Determines whether a polygon of a graphical object is visible. It is a step in the graphical pipeline that tests whether the points in the polygon appear in clockwise or counter-clockwise order when projected onto the screen. Enabling this option will hide the elements that are faced away from the camera.
View frustum culling is the process of removing objects that lie completely outside the viewing frustum from the rendering process. Enabling this option greatly improves the 3D viewer performance as all the elements outside of the view scope won't be loaded in the memory. This setting is very handy for large projects that contains many IFC files. On a smaller project, this setting is not a necessity as the engine will manage to display all the elements without affecting the performance.

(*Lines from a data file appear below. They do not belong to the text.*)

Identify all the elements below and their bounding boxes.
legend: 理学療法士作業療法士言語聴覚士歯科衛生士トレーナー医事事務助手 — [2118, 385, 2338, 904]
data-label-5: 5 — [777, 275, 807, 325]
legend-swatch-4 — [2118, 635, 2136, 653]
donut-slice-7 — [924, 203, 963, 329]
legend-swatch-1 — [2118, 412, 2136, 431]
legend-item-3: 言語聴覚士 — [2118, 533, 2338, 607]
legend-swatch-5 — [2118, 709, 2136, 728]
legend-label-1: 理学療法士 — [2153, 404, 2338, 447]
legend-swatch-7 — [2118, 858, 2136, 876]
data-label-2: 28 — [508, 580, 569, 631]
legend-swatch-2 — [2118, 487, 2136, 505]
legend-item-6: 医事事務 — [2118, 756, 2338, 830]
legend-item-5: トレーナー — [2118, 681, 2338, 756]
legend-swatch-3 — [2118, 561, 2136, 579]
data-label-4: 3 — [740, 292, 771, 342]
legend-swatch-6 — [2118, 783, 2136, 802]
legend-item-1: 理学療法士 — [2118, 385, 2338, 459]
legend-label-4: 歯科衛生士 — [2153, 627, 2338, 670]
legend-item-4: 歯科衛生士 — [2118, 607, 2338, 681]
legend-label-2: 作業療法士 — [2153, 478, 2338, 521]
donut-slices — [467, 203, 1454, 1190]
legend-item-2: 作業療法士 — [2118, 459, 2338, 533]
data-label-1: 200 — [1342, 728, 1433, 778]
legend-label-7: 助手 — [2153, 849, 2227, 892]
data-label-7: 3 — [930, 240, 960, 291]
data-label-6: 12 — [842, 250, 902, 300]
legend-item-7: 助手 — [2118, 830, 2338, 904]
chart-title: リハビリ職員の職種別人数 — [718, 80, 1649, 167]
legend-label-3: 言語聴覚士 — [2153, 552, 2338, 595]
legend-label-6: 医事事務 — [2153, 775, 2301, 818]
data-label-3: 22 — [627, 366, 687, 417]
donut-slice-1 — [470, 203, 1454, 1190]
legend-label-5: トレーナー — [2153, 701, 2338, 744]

Progressive rendering is a rendering mode in which the program gradually updates elements of the entire model refining it from the largest elements to the smaller ones rather than focusing on small elements at the beginning of the rendering process. The goal of progressive rendering is to always be able to see the process of refining the rendered model as a whole, pretty much like a painter sees his work evolve from a sketch by looking at the whole canvas after he adds more and more details. This setting also comes very handy for large projects that contains many IFC files. On smaller project, this setting is not a necessity as the engine will manage to display all the elements at once.
Edit render Priorities
In this menu you define which elements should be displayed first. This option is linked to the progressive rendering. In order to get the best results, performance wise, we recommend prioritizing the elements linked to your work scope. So, if you're are reviewing the mechanical parts of the project, it is best to prioritize mechanical categories. That way, the display of mechanical elements will be prioritized by the rendering engine.
Progressive rendering strength: Decide level of progressive rendering. Higher hides more elements.